Showing posts with label E. B. White. Show all posts
Showing posts with label E. B. White. Show all posts

Friday, August 28, 2009

Stuart Little by E. B. White

I read The Trumpet of the Swan a couple of years ago for the first time since I was a small child. I really loved E. B. White's animal trilogy as a kid and decided that I would also reread Stuart Little. White does a great job of mixing together everyday life and the absolutely absurd. In The Trumpet of the Swan, it was people quickly getting over a swan that could communicate with humans by writing on a chalkboard that hung around its neck. In Stuart Little, it was a woman going into the hospital to have a baby and giving birth to a little mouse. As a kid these were the kind of absurdities that kickstarted my imagination, unlike the acid-trip absurdities of Lewis Carroll.

When Stuart friend Margalo--a bird--goes missing. He decides that he must try to find her. He leaves his family and sets out to locate his friend. The story ends rather abruptly, with Stuart heading down a country road, still looking for his friend.

One of my favorite exchanges was when Stuart was trying to convince a man who owned a tiny sailing ship to let him captain it across the lake. The man asks Stuart, "Are you sober?" as one would of any potential sailor. Stuart replies, "I do my work." Brilliant.
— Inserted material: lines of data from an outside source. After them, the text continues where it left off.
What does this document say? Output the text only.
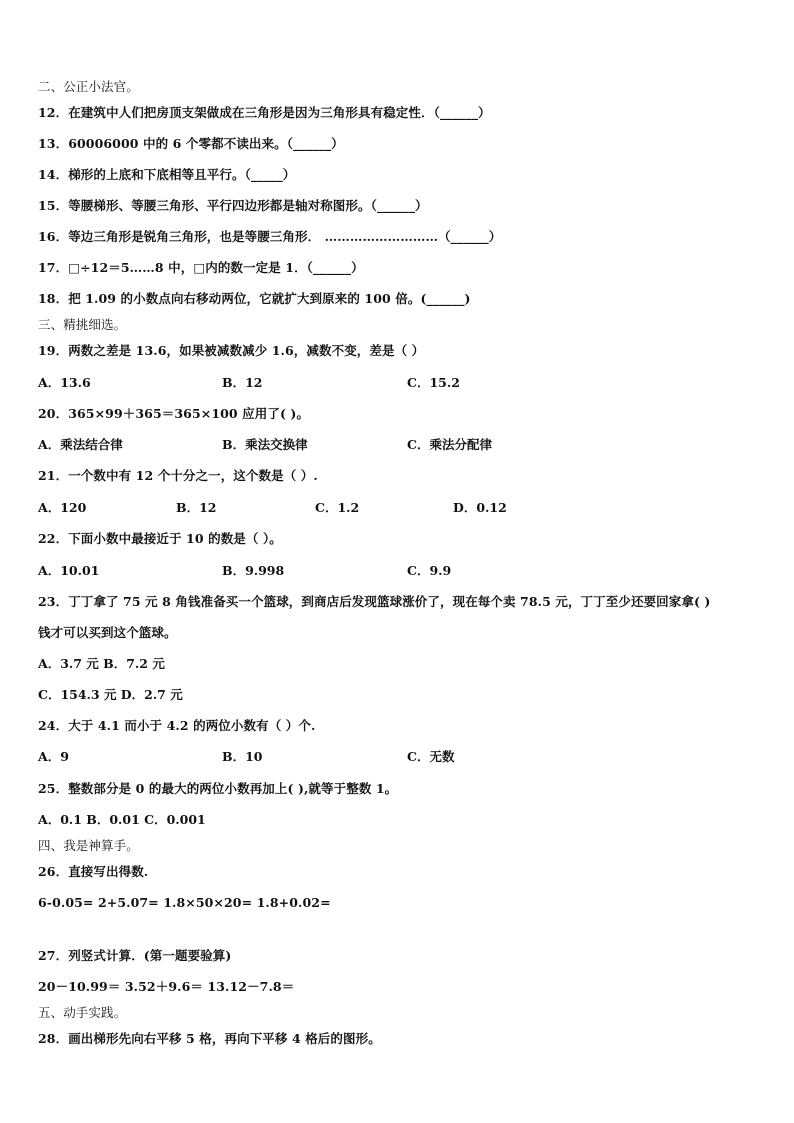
二、公正小法官。
12．在建筑中人们把房顶支架做成在三角形是因为三角形具有稳定性．（______）
13．60006000 中的 6 个零都不读出来。（______）
14．梯形的上底和下底相等且平行。（_____）
15．等腰梯形、等腰三角形、平行四边形都是轴对称图形。（______）
16．等边三角形是锐角三角形，也是等腰三角形． ………………………（______）
17．□÷12＝5……8 中，□内的数一定是 1．（______）
18．把 1.09 的小数点向右移动两位，它就扩大到原来的 100 倍。(______)
三、精挑细选。
19．两数之差是 13.6，如果被减数减少 1.6，减数不变，差是（ ）
A．13.6	B．12	C．15.2
20．365×99＋365＝365×100 应用了( )。
A．乘法结合律	B．乘法交换律	C．乘法分配律
21．一个数中有 12 个十分之一，这个数是（ ）.
A．120	B．12	C．1.2	D．0.12
22．下面小数中最接近于 10 的数是（ ）。
A．10.01	B．9.998	C．9.9
23．丁丁拿了 75 元 8 角钱准备买一个篮球，到商店后发现篮球涨价了，现在每个卖 78.5 元，丁丁至少还要回家拿( )
钱才可以买到这个篮球。
A．3.7 元 B．7.2 元
C．154.3 元 D．2.7 元
24．大于 4.1 而小于 4.2 的两位小数有（ ）个.
A．9	B．10	C．无数
25．整数部分是 0 的最大的两位小数再加上( ),就等于整数 1。
A．0.1 B．0.01 C．0.001
四、我是神算手。
26．直接写出得数.
6-0.05= 2+5.07= 1.8×50×20= 1.8+0.02=
27．列竖式计算．(第一题要验算)
20－10.99＝ 3.52＋9.6＝ 13.12－7.8＝
五、动手实践。
28．画出梯形先向右平移 5 格，再向下平移 4 格后的图形。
While Stuart Little did not hold up quite as well as The Trumpet of the Swan, it was still a fun read, and remains a great kids book.

Monday, June 18, 2007

The Trumpet of the Swan by E. B. White

When I was a kid, this was one of my favorite books. However, I am not sure that I ever actually read it. I think my mom read it to me and my brother and sister. She had this really funny habit of falling asleep while she was reading. Her eyes would be closed, but she would still be saying things, things that usually made very little sense. We always loved it when this happened, and tried not to laugh too loudly, which would cause her to wake up.

In short, the book is about Louis, a trumpeter swan that is born mute. Befriended by a boy named Sam, the swan learns how to read and write, and eventually learns how to play the trumpet to compensate for his inability to make the appropriate swan noises. Louis's trumpet-playing abilities take him to many different places, and make him famous.
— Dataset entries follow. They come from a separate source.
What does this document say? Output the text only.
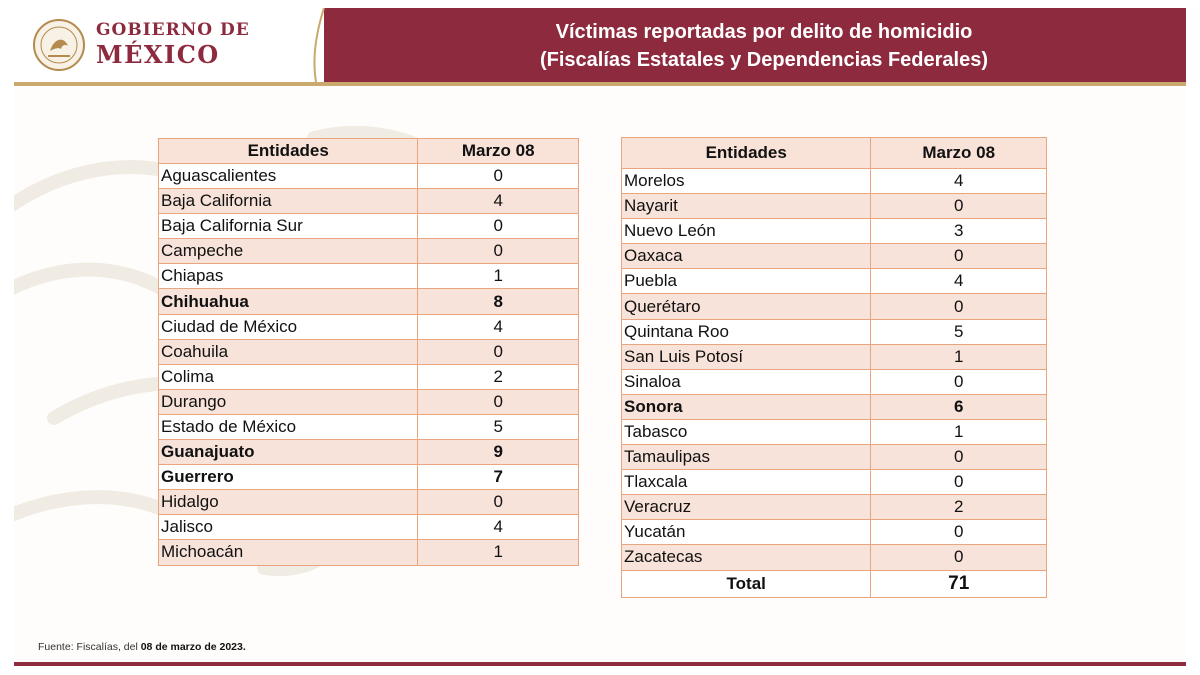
GOBIERNO DE
MÉXICO
Víctimas reportadas por delito de homicidio
(Fiscalías Estatales y Dependencias Federales)
Entidades	Marzo 08
Aguascalientes	0
Baja California	4
Baja California Sur	0
Campeche	0
Chiapas	1
Chihuahua	8
Ciudad de México	4
Coahuila	0
Colima	2
Durango	0
Estado de México	5
Guanajuato	9
Guerrero	7
Hidalgo	0
Jalisco	4
Michoacán	1
Entidades	Marzo 08
Morelos	4
Nayarit	0
Nuevo León	3
Oaxaca	0
Puebla	4
Querétaro	0
Quintana Roo	5
San Luis Potosí	1
Sinaloa	0
Sonora	6
Tabasco	1
Tamaulipas	0
Tlaxcala	0
Veracruz	2
Yucatán	0
Zacatecas	0
Total	71
Fuente: Fiscalías, del 08 de marzo de 2023.
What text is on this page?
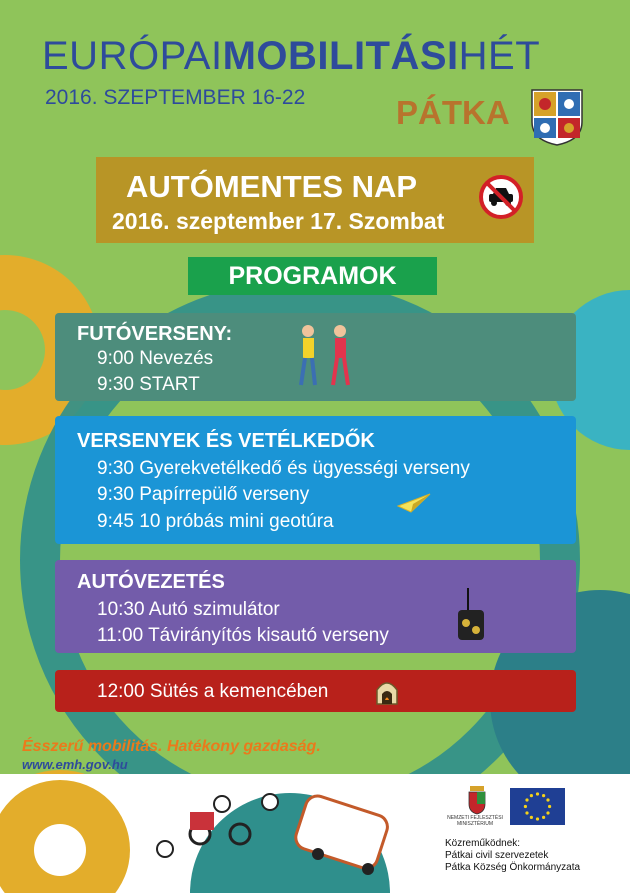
EURÓPAIMOBILITÁSIHÉT
2016. SZEPTEMBER 16-22	PÁTKA
AUTÓMENTES NAP
2016. szeptember 17. Szombat
PROGRAMOK
FUTÓVERSENY:
9:00 Nevezés
9:30 START
VERSENYEK ÉS VETÉLKEDŐK
9:30 Gyerekvetélkedő és ügyességi verseny
9:30 Papírrepülő verseny
9:45 10 próbás mini geotúra
AUTÓVEZETÉS
10:30 Autó szimulátor
11:00 Távirányítós kisautó verseny
12:00 Sütés a kemencében
Ésszerű mobilitás. Hatékony gazdaság.
www.emh.gov.hu
NEMZETI FEJLESZTÉSI
MINISZTÉRIUM
Közreműködnek:
Pátkai civil szervezetek
Pátka Község Önkormányzata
White does a great job of mixing in the absurd with the ordinary. The people in the story are initially taken aback by a swan that can read, write, and play a trumpet, but they quickly become okay with it. In one part of the book Sam's dad asks his son if he has heard from his friend Louis recently. Sam replies that Louis has not written him in a while. And the father seems to be alright with the fact that his son has just told him that a bird has not written him in a while.

White's love for animals and nature really comes through in this book, as it does in Charlotte's Web and Stuart Little. I loved this book as a kid, and I thoroughly enjoyed reading it as a budding pseudo-adult.